PostgreSQL – Create Array from Multiple Columns Without NULLs

arrayjsonpostgresqlpostgresql-9.4

I'm trying to build a query to aggregate together multiple columns in a legacy table stored in a similar structure as below:

CREATE TEMPORARY TABLE foo AS
SELECT * FROM ( VALUES
  (1,'Router','Networking','Sale',NULL),
  (2,NULL,'Router','Networking','Sale'),
  (3,NULL,NULL,'Networking','Sale'),
  (4,NULL,NULL,NULL,NULL)
) AS t(id,tag_1,tag_2,tag_3,tag_4);

An example of NOT WHAT I WANT

This is an example of the query I want to build:

SELECT ID, json_build_array(Tag_1, Tag_2, Tag_3, Tag_4) AS tags
FROM table

The problem is that the above query adds the NULL values from the rows to the array:

ID  Tags
--------------------------------------------------
1   ['Router', 'Networking', 'Sale', null]
2   [null, 'Router', 'Networking', 'Sale']
3   [null, null, 'Networking', 'Sale']
4   [null, null, null, null]

I want to avoid having to write an overly complicated CASE WHEN statement to filter out the NULLs and I'm still new to working PostgreSQL's JSON datatypes. Is there anyway I can avoid including NULLs when building a JSON array in Postgres?

Best Answer

I would suggest not using a JSON array, and instead using the native SQL array syntax which is likely much faster and more efficiently stored. It's also stronger typed. The JSON array is "possibly-heterogeneously-typed" per the docs.

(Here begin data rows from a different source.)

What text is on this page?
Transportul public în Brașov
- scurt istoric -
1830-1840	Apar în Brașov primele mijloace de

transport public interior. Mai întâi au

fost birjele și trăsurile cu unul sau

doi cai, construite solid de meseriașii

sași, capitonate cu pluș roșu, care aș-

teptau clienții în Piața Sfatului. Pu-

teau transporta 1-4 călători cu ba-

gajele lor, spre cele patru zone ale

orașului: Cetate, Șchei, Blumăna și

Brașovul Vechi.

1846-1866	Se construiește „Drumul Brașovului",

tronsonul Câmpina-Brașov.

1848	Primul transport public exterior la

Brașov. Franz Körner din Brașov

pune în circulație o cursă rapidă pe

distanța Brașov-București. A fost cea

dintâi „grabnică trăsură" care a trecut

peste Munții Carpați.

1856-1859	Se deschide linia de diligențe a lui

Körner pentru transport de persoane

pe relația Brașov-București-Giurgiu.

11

I also wouldn't do this routinely. I would alter the table's schema to have an ARRAY (preferably SQL) on the table itself to store the tags without ever storing null in columns. This can put you down the path of correcting the schema.

Building arrays

Strictly-typed PostgreSQL array

Just use the ARRAY literal constructor.

 SELECT id, ARRAY[tag_1,tag_2,tag_3,tag_4] FROM foo;
 id |             array             
----+-------------------------------
  1 | {Router,Networking,Sale,NULL}
  2 | {NULL,Router,Networking,Sale}
  3 | {NULL,NULL,Networking,Sale}
  4 | {NULL,NULL,NULL,NULL}

A JSON array

SELECT id, json_build_array(tag_1,tag_2,tag_3,tag_4) FROM foo;
 id |            json_build_array            
----+----------------------------------------
  1 | ["Router", "Networking", "Sale", null]
  2 | [null, "Router", "Networking", "Sale"]
  3 | [null, null, "Networking", "Sale"]
  4 | [null, null, null, null]
(4 rows)

Filtering Nulls without manual coalesce

Strictly-typed PostgreSQL array

You can easily filter nulls in a single pass by wrapping the above in array_remove.

SELECT id, array_remove(ARRAY[tag_1,tag_2,tag_3,tag_4], null)
FROM foo;

 id |       array_remove       
----+--------------------------
  1 | {Router,Networking,Sale}
  2 | {Router,Networking,Sale}
  3 | {Networking,Sale}
  4 | {}

JSON array

SELECT id,jsonb_agg(elem)
FROM (SELECT id, ARRAY[tag_1,tag_2,tag_3,tag_4] FROM foo) AS g
CROSS JOIN LATERAL unnest(g.array)
  WITH ORDINALITY AS t(elem,ord)
WHERE elem IS NOT NULL
GROUP BY id
ORDER BY id;

 id |            jsonb_agg             
----+----------------------------------
  1 | ["Router", "Networking", "Sale"]
  2 | ["Router", "Networking", "Sale"]
  3 | ["Networking", "Sale"]